The Mastiff is one of the most significant pet dogs recognized by the American Kennel Club.  Tipping the scales at 200 plus pounds these dogs made formative hunters.  Mastiffs were raised in Britain for more than 2,000 years being used as both watchdogs as well as hunting dogs by nobility.  No one in their right mind would dare enter a yard protected by one of these huge dogs.  Due to that huge size and need for space, a Mastiff is best matched for rural or suburban life with room.  The breed also needs regular exercise but due to the short coat needs minimal grooming. More information on the Mastiff can be found at www.akc.org.
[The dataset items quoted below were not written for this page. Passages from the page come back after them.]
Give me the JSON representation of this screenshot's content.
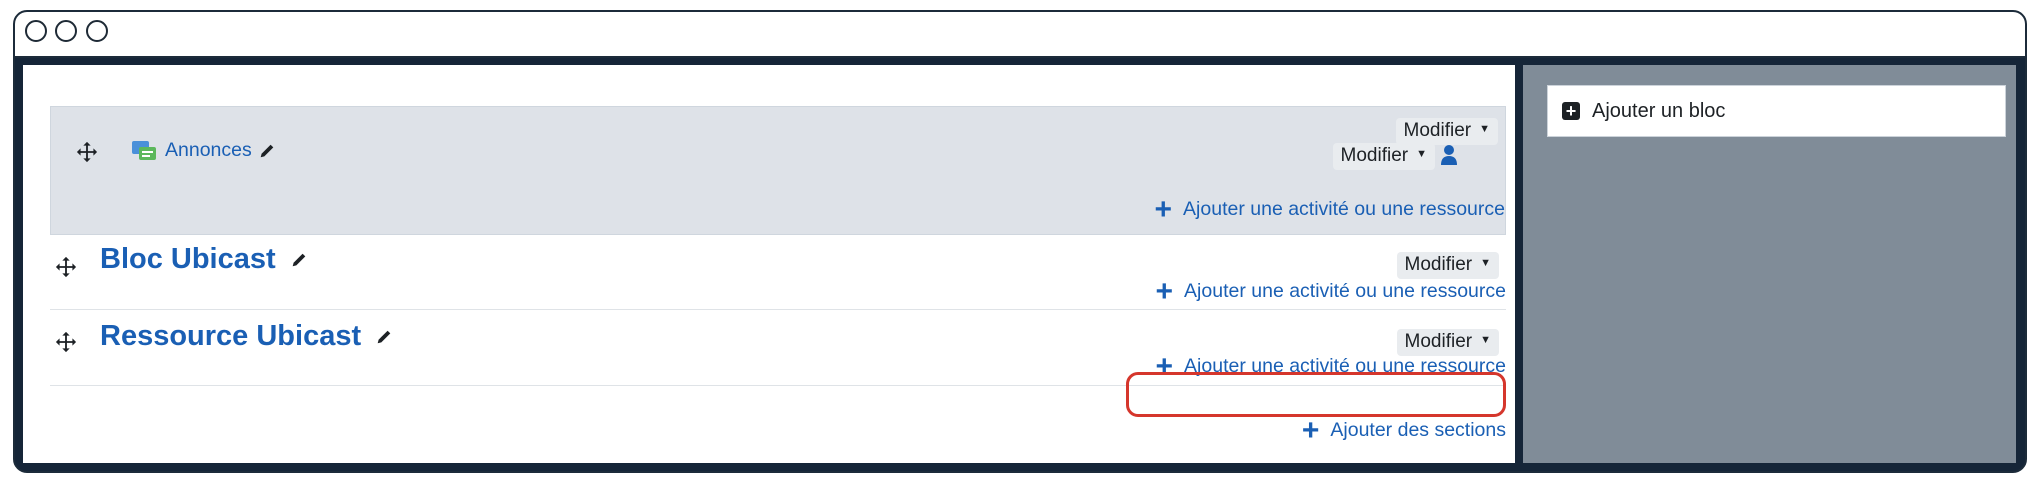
{
  "window": {
    "controls": [
      "close",
      "minimize",
      "maximize"
    ]
  },
  "sections": [
    {
      "activity": {
        "name": "Annonces",
        "icon": "forum-icon"
      },
      "modifier_top": "Modifier",
      "modifier_activity": "Modifier",
      "add_activity": "Ajouter une activité ou une ressource"
    },
    {
      "title": "Bloc Ubicast",
      "modifier": "Modifier",
      "add_activity": "Ajouter une activité ou une ressource"
    },
    {
      "title": "Ressource Ubicast",
      "modifier": "Modifier",
      "add_activity": "Ajouter une activité ou une ressource"
    }
  ],
  "add_sections": "Ajouter des sections",
  "sidebar": {
    "add_block": "Ajouter un bloc"
  },
  "colors": {
    "link": "#1a5fb4",
    "highlight": "#d5362c",
    "sidebar_bg": "#808c98"
  }
}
the springer spanielThe English Springer Spaniel is a fun-loving breed that adapts well to both city and rural life. The word “Springer” comes from the breed’s deep desire to hunt. Springers have long been prized for their eagerness and uncanny ability to locate and flush a huge variety of game birds in addition to rabbits.  These medium sized, powerful dogs are are light, lean and fast in the field and is recognized for his endurance even under adverse hunting conditions.  The Springer is also recognized by it’s cheerful and affectionate attitude, their love for their families and devotion to their owners. They make excellent house pets, but require daily exercise and need regular brushing and trimming to keep their coats neat and free of mats. Extra info on the English Springer Spaniel can be found online at www.akc.org.

With Thanksgiving at the doorstep, the American Kennel Club offers safety suggestions for pet dog owners to make their Thanksgiving and other seasonal events or parties safe and fun for your dog. Among them:.

  • Never provide turkey bones to your pet; they pose a serious choking risk for pet dogs. All bones pose threats of intestinal piercing as well as causing blockages.
  • Always keep an eye on the Thanksgiving table as well as keeping leftovers and garbage and safe and secure to prevent your pet from ingesting foods, bones, or trash.
  • Do not give your pets “treats” from the buffet.  Stuffing, pies, cookies and fancy hors d’oeuvres are inappropriate foods for pet dogs and may make them ill.  Any foods containing or cooked with onion, garlic, or nutmeg could prove to be fatal to many dogs.
  • Keep burning candles on high tables or mantels out of the way of your dog’s wagging tail.
  • Liquor is toxic for canines, even in small amounts.
  • If you host a celebration, remember that some guests could be uneasy around your dog(s). Your dog may, in turn, be awkward or anxious around a huge group of unfamiliar people. You might want to restrict your canine to a crate or a space that will not be utilized by guests.
  • Stick as closely as possible to your typical routine. Try not to differ your pet’s feeding, walking and playtime schedule. Schedule some time for them during the busy holiday season.  They wont understand.